BHP would also commit to retaining employment levels, as well as capital and exploration programs.
BHP also said it is committed to strong community relations, and intends to bring PotashCorp’s spending commitments on community programs in line with BHP’s global commitment levels.
BHP’s policy is to spend 1 percent of Profit Before Tax, on a 3-year rolling average basis, on community programs.
In addition, BHP noted that it has had business interests in Canada for almost 40 years, the most significant of which has been EKATI in the Northwest Territories – one of the world’s premier diamond mines. BHP says it has invested approximately US$5 billion in Canada since EKATI began production in 1998.
Analysts also questioned whether the Canadian government would allow the deal, i.e., allowing an offshore company to acquire a majority stakehold in a major Canadian-based resource company.
Shareholder rights plan
PotashCorp said the plan is intended to ensure that in the context of a formal takeover bid, the board has sufficient time to explore and develop alternatives to enhance shareholder value, including competing transactions that might emerge.
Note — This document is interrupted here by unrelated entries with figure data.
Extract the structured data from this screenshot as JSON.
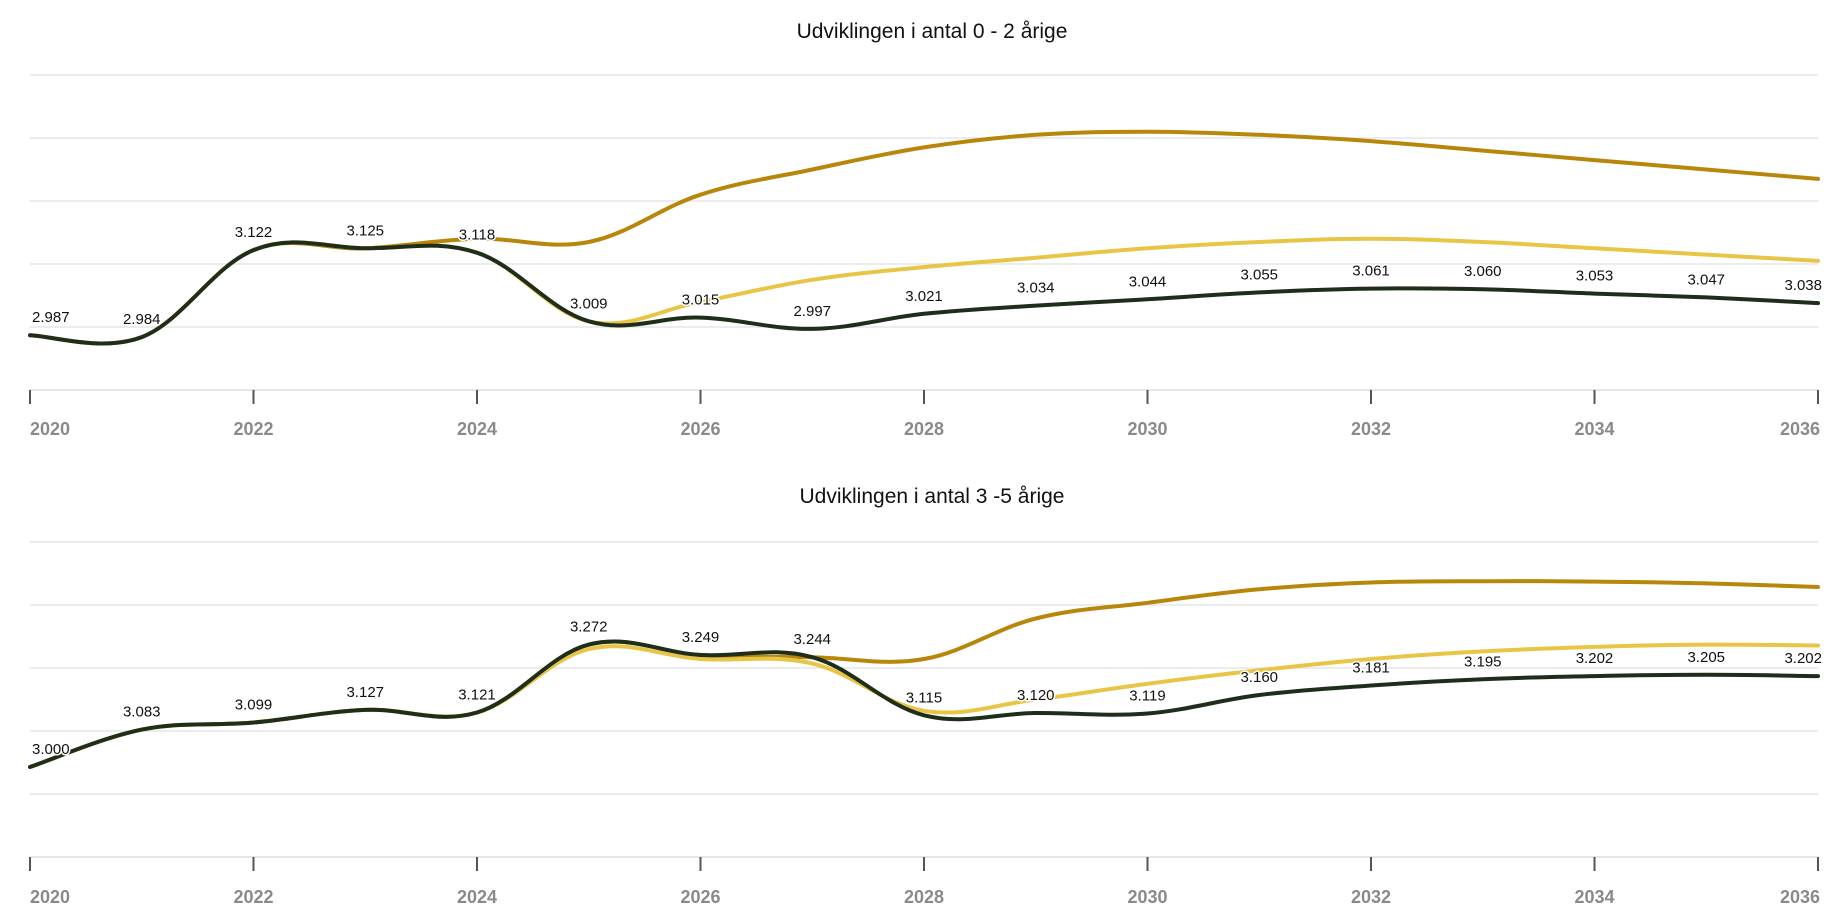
{
  "chart_data": [
    {
      "type": "line",
      "title": "Udviklingen i antal 0 - 2 årige",
      "xlabel": "",
      "ylabel": "",
      "x": [
        2020,
        2021,
        2022,
        2023,
        2024,
        2025,
        2026,
        2027,
        2028,
        2029,
        2030,
        2031,
        2032,
        2033,
        2034,
        2035,
        2036
      ],
      "xticks": [
        "2020",
        "2022",
        "2024",
        "2026",
        "2028",
        "2030",
        "2032",
        "2034",
        "2036"
      ],
      "ylim": [
        2900,
        3400
      ],
      "grid": true,
      "series": [
        {
          "color": "#b8860b",
          "values": [
            2987,
            2984,
            3122,
            3125,
            3140,
            3135,
            3210,
            3250,
            3285,
            3305,
            3310,
            3305,
            3295,
            3280,
            3265,
            3250,
            3235
          ]
        },
        {
          "color": "#e8c547",
          "values": [
            2987,
            2984,
            3122,
            3125,
            3118,
            3009,
            3040,
            3075,
            3095,
            3110,
            3125,
            3135,
            3140,
            3135,
            3125,
            3115,
            3105
          ]
        },
        {
          "color": "#1f2e1a",
          "values": [
            2987,
            2984,
            3122,
            3125,
            3118,
            3009,
            3015,
            2997,
            3021,
            3034,
            3044,
            3055,
            3061,
            3060,
            3053,
            3047,
            3038
          ]
        }
      ],
      "data_labels": [
        "2.987",
        "2.984",
        "3.122",
        "3.125",
        "3.118",
        "3.009",
        "3.015",
        "2.997",
        "3.021",
        "3.034",
        "3.044",
        "3.055",
        "3.061",
        "3.060",
        "3.053",
        "3.047",
        "3.038"
      ]
    },
    {
      "type": "line",
      "title": "Udviklingen i antal 3 -5 årige",
      "xlabel": "",
      "ylabel": "",
      "x": [
        2020,
        2021,
        2022,
        2023,
        2024,
        2025,
        2026,
        2027,
        2028,
        2029,
        2030,
        2031,
        2032,
        2033,
        2034,
        2035,
        2036
      ],
      "xticks": [
        "2020",
        "2022",
        "2024",
        "2026",
        "2028",
        "2030",
        "2032",
        "2034",
        "2036"
      ],
      "ylim": [
        2800,
        3500
      ],
      "grid": true,
      "series": [
        {
          "color": "#b8860b",
          "values": [
            3000,
            3083,
            3099,
            3127,
            3121,
            3272,
            3249,
            3244,
            3240,
            3330,
            3365,
            3395,
            3410,
            3413,
            3412,
            3408,
            3400
          ]
        },
        {
          "color": "#e8c547",
          "values": [
            3000,
            3083,
            3099,
            3127,
            3121,
            3262,
            3240,
            3230,
            3125,
            3150,
            3185,
            3215,
            3240,
            3257,
            3267,
            3272,
            3270
          ]
        },
        {
          "color": "#1f2e1a",
          "values": [
            3000,
            3083,
            3099,
            3127,
            3121,
            3272,
            3249,
            3244,
            3115,
            3120,
            3119,
            3160,
            3181,
            3195,
            3202,
            3205,
            3202
          ]
        }
      ],
      "data_labels": [
        "3.000",
        "3.083",
        "3.099",
        "3.127",
        "3.121",
        "3.272",
        "3.249",
        "3.244",
        "3.115",
        "3.120",
        "3.119",
        "3.160",
        "3.181",
        "3.195",
        "3.202",
        "3.205",
        "3.202"
      ]
    }
  ]
}
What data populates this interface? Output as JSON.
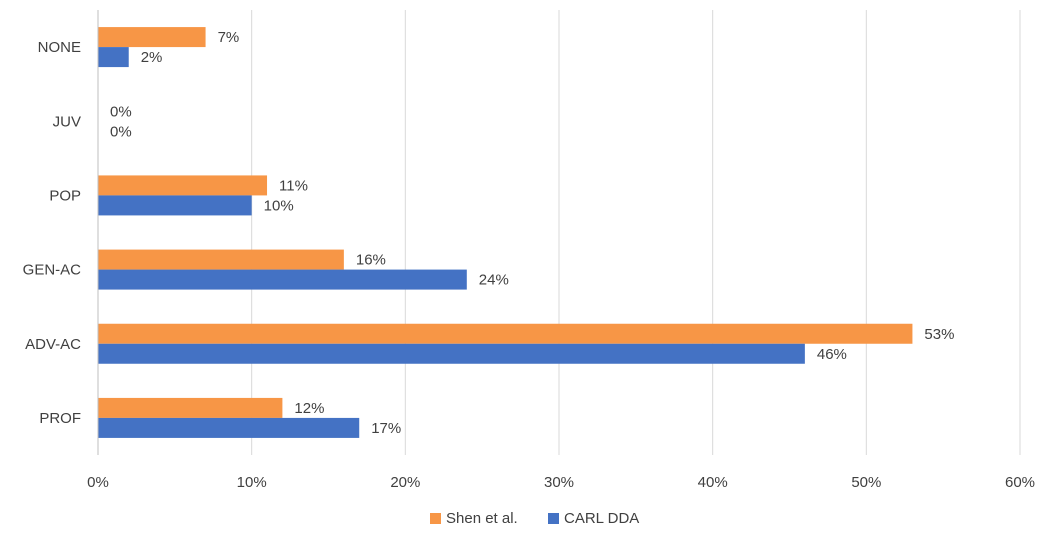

The board authorized the issuance of one share purchase right in respect to each common share of PotashCorp outstanding as of the close of business on Aug. 16, 2010 (and each share issued thereafter, subject to the limitations set out in the rights plan). The rights will become exercisable if a person, together with its affiliates, associates, and joint actors, acquires or announces an intention to acquire beneficial ownership of shares which, when aggregated with its current holdings, total 20 percent or more of PotashCorp’s outstanding common shares, subject to the ability of the board to defer the time at which the rights become exercisable and to waive the application of the plan.
Following the acquisition of more than 20 percent of the outstanding common shares by any person (and its affiliates, associates, and joint actors), each right held by a person other than the acquiring person (and its affiliates, associates, and joint actors) would, upon exercise, entitle the holder to purchase PotashCorp’s common shares at a substantial discount to their then-prevailing market price.
The plan permits the acquisition of control of PotashCorp through a “permitted bid,” a “competing permitted bid,” or a negotiated transaction. A permitted bid is one that, among other things, is made to all holders of shares, is open for a minimum of 90 days, and is supported by a majority of PotashCorp’s shareholders.